Avverso la sentenza di primo grado il signor De. Od. Di. La. Fa. ha proposto appello dinanzi a questo Consiglio di Stato, chiedendone l’integrale riforma.

Con articolata prospettazione, ha dedotto:1) Violazione e falsa applicazione degli artt. 3, 6, 10, 22, 31 e 33 del d.p.r. 6-6-2001, n. 380, e degli artt. 16 e 17 della legge reg. Lazio 11-8-2008 n. 15 – travisamento dei fatti e/o erronea supposizione di fatti inesistenti – violazione dell’art. 112 c.p.c. – contraddittorietà, illogicità e comunque carenza della motivazione.

Ha, poi, riproposto, ai sensi dell’art. 346 c.p.c. e 101 c.p.a., i motivi svolti nel ricorso introduttivo, nessuno dei quali sarebbe stato esaminato dal TAR.

Si è costituita in giudizio Roma Capitale, deducendo l’infondatezza del ricorso e chiedendone il rigetto.

Le parti hanno prodotto memorie difensive.

La causa è stata discussa e trattenuta per la decisione all’udienza pubblica del 22 settembre 2016.

DIRITTO

Con unico ed articolato motivo di appello il signor De. Od. Di. La. Fa. lamenta: Violazione e falsa applicazione degli artt. 3, 6, 10, 22, 31 e 33 del d.p.r. 6-6-2001, n. 380 e degli artt. 16 e 17 della l.reg.
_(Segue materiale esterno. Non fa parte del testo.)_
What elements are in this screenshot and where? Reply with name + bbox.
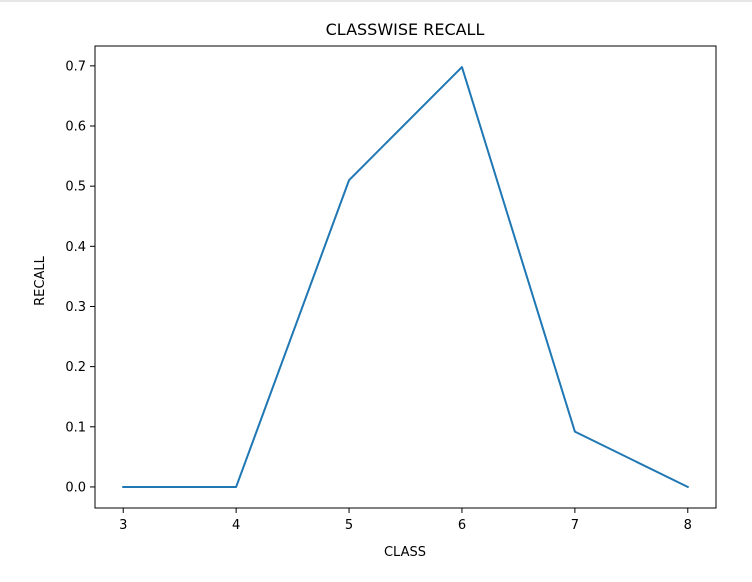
x-tick-label: 6	[458, 518, 466, 533]
data-point	[235, 486, 237, 488]
x-tick-label: 8	[684, 518, 692, 533]
y-tick-label: 0.1	[65, 420, 86, 435]
data-point	[461, 66, 463, 68]
y-tick-label: 0.0	[65, 480, 86, 495]
data-point	[574, 431, 576, 433]
top-border	[0, 0, 752, 2]
y-tick-label: 0.4	[65, 240, 86, 255]
y-axis-label: RECALL	[33, 255, 48, 305]
chart-title: CLASSWISE RECALL	[326, 20, 485, 39]
y-tick-label: 0.2	[65, 360, 86, 375]
y-tick-label: 0.5	[65, 180, 86, 195]
data-point	[122, 486, 124, 488]
x-axis-label: CLASS	[384, 545, 426, 560]
x-tick-label: 4	[232, 518, 240, 533]
y-tick-label: 0.6	[65, 120, 86, 135]
series-line-0	[122, 66, 690, 489]
axes-frame	[94, 45, 717, 509]
x-tick-label: 7	[571, 518, 579, 533]
data-point	[687, 486, 689, 488]
data-point	[348, 179, 350, 181]
y-tick-label: 0.3	[65, 300, 86, 315]
x-tick-label: 5	[345, 518, 353, 533]
y-tick-label: 0.7	[65, 59, 86, 74]
x-tick-label: 3	[119, 518, 127, 533]
plot-area: 3 4 5 6 7 8 0.0 0.1 0.2 0.3 0.4 0.5 0.6 0.7	[65, 45, 717, 533]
Lazio 11-8-2008 n. 15 – Travisamento dei fatti e/o erronea supposizione di fatti inesistenti – violazione dell’art. 112 c.p.c. – contraddittorietà, illogicità e comunque carenza della motivazione.
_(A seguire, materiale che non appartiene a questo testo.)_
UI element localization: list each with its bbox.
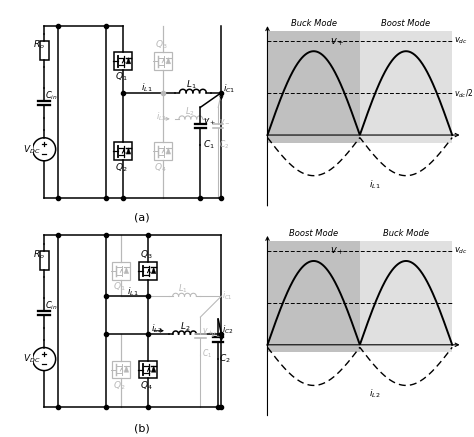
Polygon shape xyxy=(126,148,131,154)
Text: (b): (b) xyxy=(134,424,150,434)
Text: $i_{C1}$: $i_{C1}$ xyxy=(223,83,236,95)
Text: $L_1$: $L_1$ xyxy=(178,282,188,295)
Text: Buck Mode: Buck Mode xyxy=(383,229,429,238)
Bar xyxy=(112,361,129,378)
Text: $i_{L2}$: $i_{L2}$ xyxy=(156,111,167,123)
Bar xyxy=(112,262,129,280)
Text: $C_1$: $C_1$ xyxy=(202,348,213,361)
Text: $i_{C2}$: $i_{C2}$ xyxy=(222,324,234,336)
Text: $Q_2$: $Q_2$ xyxy=(113,379,125,392)
Text: $C_{in}$: $C_{in}$ xyxy=(45,90,58,102)
Text: $v_{dc}/2$: $v_{dc}/2$ xyxy=(454,87,473,100)
Bar xyxy=(139,262,157,280)
Text: $i_{C1}$: $i_{C1}$ xyxy=(222,289,233,302)
Text: $v_+$: $v_+$ xyxy=(202,327,214,337)
Text: $Q_4$: $Q_4$ xyxy=(155,161,167,173)
Polygon shape xyxy=(124,366,129,372)
Text: $i_{L1}$: $i_{L1}$ xyxy=(127,285,138,298)
Polygon shape xyxy=(124,267,129,274)
Text: $v_+$: $v_+$ xyxy=(330,246,344,257)
Bar xyxy=(267,241,360,352)
Bar xyxy=(114,52,132,70)
Text: $Q_3$: $Q_3$ xyxy=(155,39,167,52)
Text: $R_o$: $R_o$ xyxy=(33,38,45,51)
Bar xyxy=(154,52,172,70)
Text: $Q_2$: $Q_2$ xyxy=(115,161,127,173)
Text: $V_{DC}$: $V_{DC}$ xyxy=(23,353,41,365)
Text: $C_{in}$: $C_{in}$ xyxy=(45,300,58,312)
Text: $v_{dc}$: $v_{dc}$ xyxy=(454,246,467,256)
Bar xyxy=(267,31,360,142)
Bar xyxy=(114,142,132,160)
Text: $L_2$: $L_2$ xyxy=(185,106,194,118)
Text: $V_{DC}$: $V_{DC}$ xyxy=(23,143,41,156)
Polygon shape xyxy=(126,58,131,64)
Text: $Q_1$: $Q_1$ xyxy=(115,71,128,83)
Text: (a): (a) xyxy=(135,213,150,223)
Text: $C_1$: $C_1$ xyxy=(203,138,215,151)
Bar xyxy=(360,31,452,142)
Text: $v_+$: $v_+$ xyxy=(203,116,216,127)
Polygon shape xyxy=(166,58,171,64)
Text: $C_2$: $C_2$ xyxy=(219,138,229,151)
Text: $v_{dc}$: $v_{dc}$ xyxy=(454,36,467,46)
Bar xyxy=(139,361,157,378)
Polygon shape xyxy=(166,148,171,154)
Bar xyxy=(154,142,172,160)
Text: $i_{L2}$: $i_{L2}$ xyxy=(151,323,163,335)
Polygon shape xyxy=(151,366,156,372)
Bar xyxy=(40,42,48,60)
Text: $L_2$: $L_2$ xyxy=(180,320,191,333)
Text: $v_-$: $v_-$ xyxy=(219,116,231,125)
Text: $L_1$: $L_1$ xyxy=(186,78,196,91)
Text: $v_-$: $v_-$ xyxy=(210,329,221,338)
Text: $C_2$: $C_2$ xyxy=(219,352,231,364)
Text: Boost Mode: Boost Mode xyxy=(382,19,430,28)
Text: $v_+$: $v_+$ xyxy=(330,36,344,48)
Text: $Q_4$: $Q_4$ xyxy=(140,379,153,392)
Text: $i_{L2}$: $i_{L2}$ xyxy=(369,388,381,400)
Polygon shape xyxy=(151,267,156,274)
Text: $Q_1$: $Q_1$ xyxy=(113,281,125,293)
Text: $i_{L1}$: $i_{L1}$ xyxy=(141,82,152,94)
Text: $Q_3$: $Q_3$ xyxy=(140,249,153,261)
Text: Boost Mode: Boost Mode xyxy=(289,229,338,238)
Text: Buck Mode: Buck Mode xyxy=(291,19,337,28)
Bar xyxy=(40,251,48,270)
Bar xyxy=(360,241,452,352)
Text: $R_o$: $R_o$ xyxy=(33,248,45,261)
Text: $i_{L1}$: $i_{L1}$ xyxy=(369,178,381,191)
Censura la gravata sentenza nella parte in cui il giudice di primo grado ha in sostanza ritenuto che le opere realizzate nel piccolo appartamento non fossero da annoverare fra quelle di cd. “edilizia libera” per le quali è sufficiente la CILA, bensì soggette al rilascio del previo titolo abilitativo edilizio, in assenza del quale esse sarebbero da considerarsi abusive.
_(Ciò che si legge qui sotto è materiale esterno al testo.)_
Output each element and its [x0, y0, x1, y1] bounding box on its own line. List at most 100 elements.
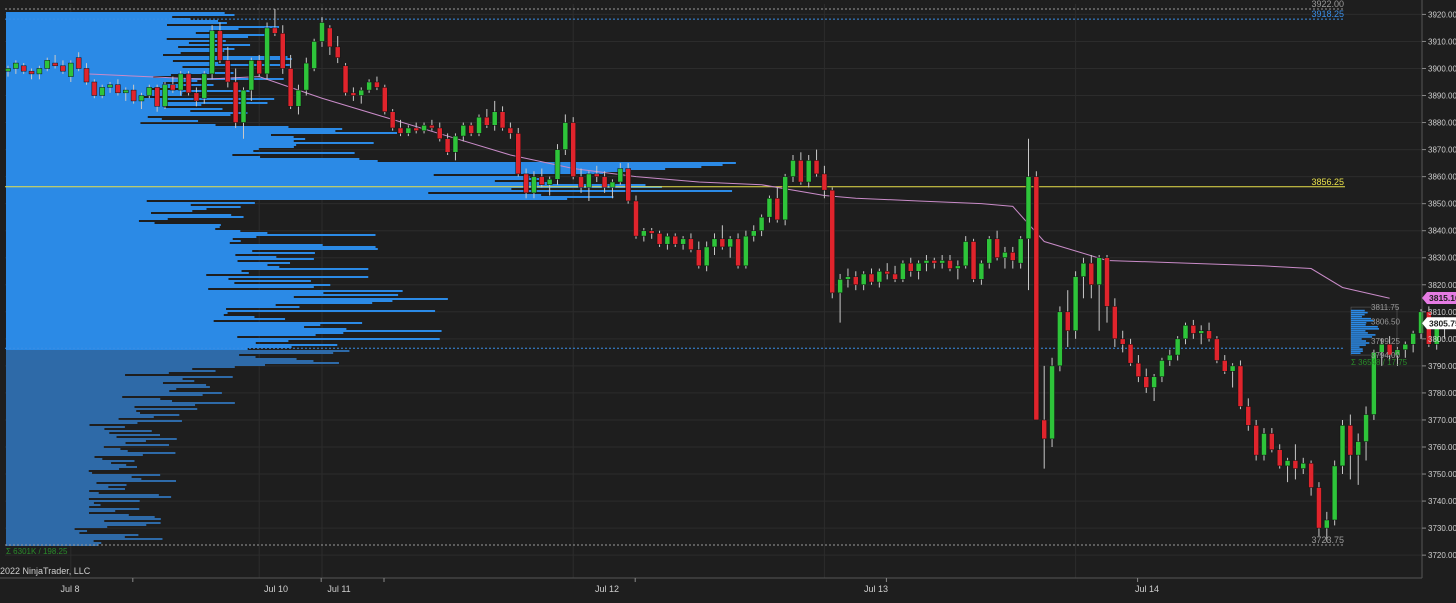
candle [625, 163, 631, 204]
candle-body [68, 62, 74, 77]
candle [719, 225, 726, 250]
y-tick-label: 3790.00 [1428, 362, 1456, 371]
profile-bar [6, 394, 203, 396]
profile-bar [6, 480, 177, 482]
profile-bar [6, 44, 251, 46]
profile-bar [6, 350, 350, 352]
candle-body [162, 84, 168, 107]
candle-body [633, 200, 639, 237]
candle [1002, 246, 1008, 269]
profile-bar [6, 262, 291, 264]
candle-body [193, 92, 200, 102]
candle [594, 165, 600, 183]
candle [813, 149, 820, 177]
candle [5, 65, 11, 77]
profile-bar [6, 484, 127, 486]
profile-bar [6, 334, 316, 336]
candle [860, 271, 867, 291]
candle-body [970, 241, 977, 280]
candle-body [798, 160, 804, 183]
candle-body [1065, 311, 1071, 331]
candle-body [1080, 262, 1087, 277]
candle [1159, 357, 1165, 383]
profile-bar [6, 346, 292, 348]
candle [1347, 414, 1354, 480]
candle-body [374, 81, 380, 88]
profile-bar [6, 344, 338, 346]
candle [13, 60, 19, 74]
candle [1112, 298, 1118, 347]
profile-bar [6, 240, 241, 242]
time-axis[interactable]: Jul 8 Jul 10 Jul 11 Jul 12 Jul 13 Jul 14 [0, 577, 1422, 594]
candle-body [28, 70, 35, 75]
candle [1402, 341, 1409, 358]
candle-body [696, 249, 702, 267]
profile-bar [6, 196, 614, 198]
candle-body [829, 189, 835, 294]
profile-bar [6, 252, 315, 254]
candle-body [225, 60, 231, 83]
profile-bar [6, 36, 249, 38]
profile-bar [6, 124, 216, 126]
candle [970, 238, 977, 283]
profile-bar [6, 442, 126, 444]
candle [1214, 336, 1220, 364]
candle-body [1096, 257, 1102, 286]
profile-bar [6, 338, 440, 340]
candle-body [429, 125, 435, 129]
profile-bar [6, 342, 256, 344]
candle-body [790, 160, 796, 177]
candle [83, 63, 90, 85]
profile-bar [6, 188, 512, 190]
price-axis[interactable]: 3720.00 3730.00 3740.00 3750.00 3760.00 3770.… [1421, 0, 1456, 578]
candle [1041, 365, 1047, 469]
candle [1167, 349, 1173, 366]
candle [1017, 236, 1024, 269]
candle-body [154, 87, 160, 107]
profile-bar [6, 200, 147, 202]
candle [515, 127, 521, 177]
candle-body [499, 111, 506, 129]
profile-bar [6, 502, 94, 504]
candle-body [1025, 176, 1032, 240]
candle [876, 268, 883, 288]
current-price-tag-bg [1422, 317, 1456, 330]
profile-bar [6, 190, 733, 192]
x-tick-label: Jul 10 [264, 584, 288, 594]
profile-bar [6, 68, 215, 70]
candle [327, 25, 333, 55]
candle [931, 257, 938, 269]
candle [491, 100, 498, 131]
candle [798, 152, 804, 185]
candle-body [805, 160, 812, 183]
candle-body [123, 89, 129, 94]
profile-bar [6, 404, 196, 406]
candle-body [342, 65, 349, 94]
candle-body [1041, 419, 1047, 440]
profile-bar [6, 282, 235, 284]
candle-body [1371, 352, 1377, 415]
y-tick-label: 3740.00 [1428, 497, 1456, 506]
candle [1379, 338, 1385, 366]
profile-bar [6, 176, 530, 178]
candle [248, 57, 255, 101]
candle [1143, 368, 1149, 393]
candle [1253, 419, 1259, 461]
candle-body [562, 122, 569, 150]
candle [287, 54, 294, 110]
candle-body [334, 46, 341, 58]
candle [1237, 360, 1244, 410]
profile-bar [6, 194, 542, 196]
candle-body [405, 127, 412, 134]
candle-body [523, 173, 529, 194]
profile-bar [6, 298, 448, 300]
profile-bar [6, 330, 442, 332]
candle-body [75, 57, 82, 69]
profile-bar [6, 150, 254, 152]
candle [146, 84, 153, 99]
profile-bar [6, 528, 75, 530]
profile-bar [6, 432, 110, 434]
Lamenta che il Tribunale avrebbe erroneamente affermato che gli interventi realizzati avrebbero alterato le componenti essenziali dell’edificio e determinato differenze realizzative, così costituendo ristrutturazione edilizia.

Quanto allo spostamento e/o eliminazione di tramezzature ed alla eliminazione di un locale preesistente, egli assume che trattasi di interventi da annoverarsi nella categoria della “attività edilizia libera”, ai sensi dell’art. 6, comma 2, lett. a del d.p.r. n. 380/2001.

Evidenzia ancora che il supposto mutamento di misurazione riguardante il servizio igienico non si è verificato affatto.

Deduce che la minore altezza del servizio igienico rispetto a quella fissata dall’articolo 41, lett. b) del regolamento edilizio non è stata la conseguenza di un intervento edilizio, ma della originaria altezza del locale sottotetto, oggetto di condono edilizio.

Sottolinea che l’appartamento è assistito da ben 17 anni da regolare titolo abilitativo in sanatoria, che non è mai stato annullato o rimosso, costituendo così titolo di legittimazione dell’attuale conformazione del locale e della sua destinazione residenziale; ancora che l’altezza del locale destinato a servizio igienico non ha nulla a che vedere con le opere eseguite sulla base della CILA del 2001, in quanto tale altezza sarebbe quella dell’anno di costruzione del locale, il 1924, mai modificata nel tempo.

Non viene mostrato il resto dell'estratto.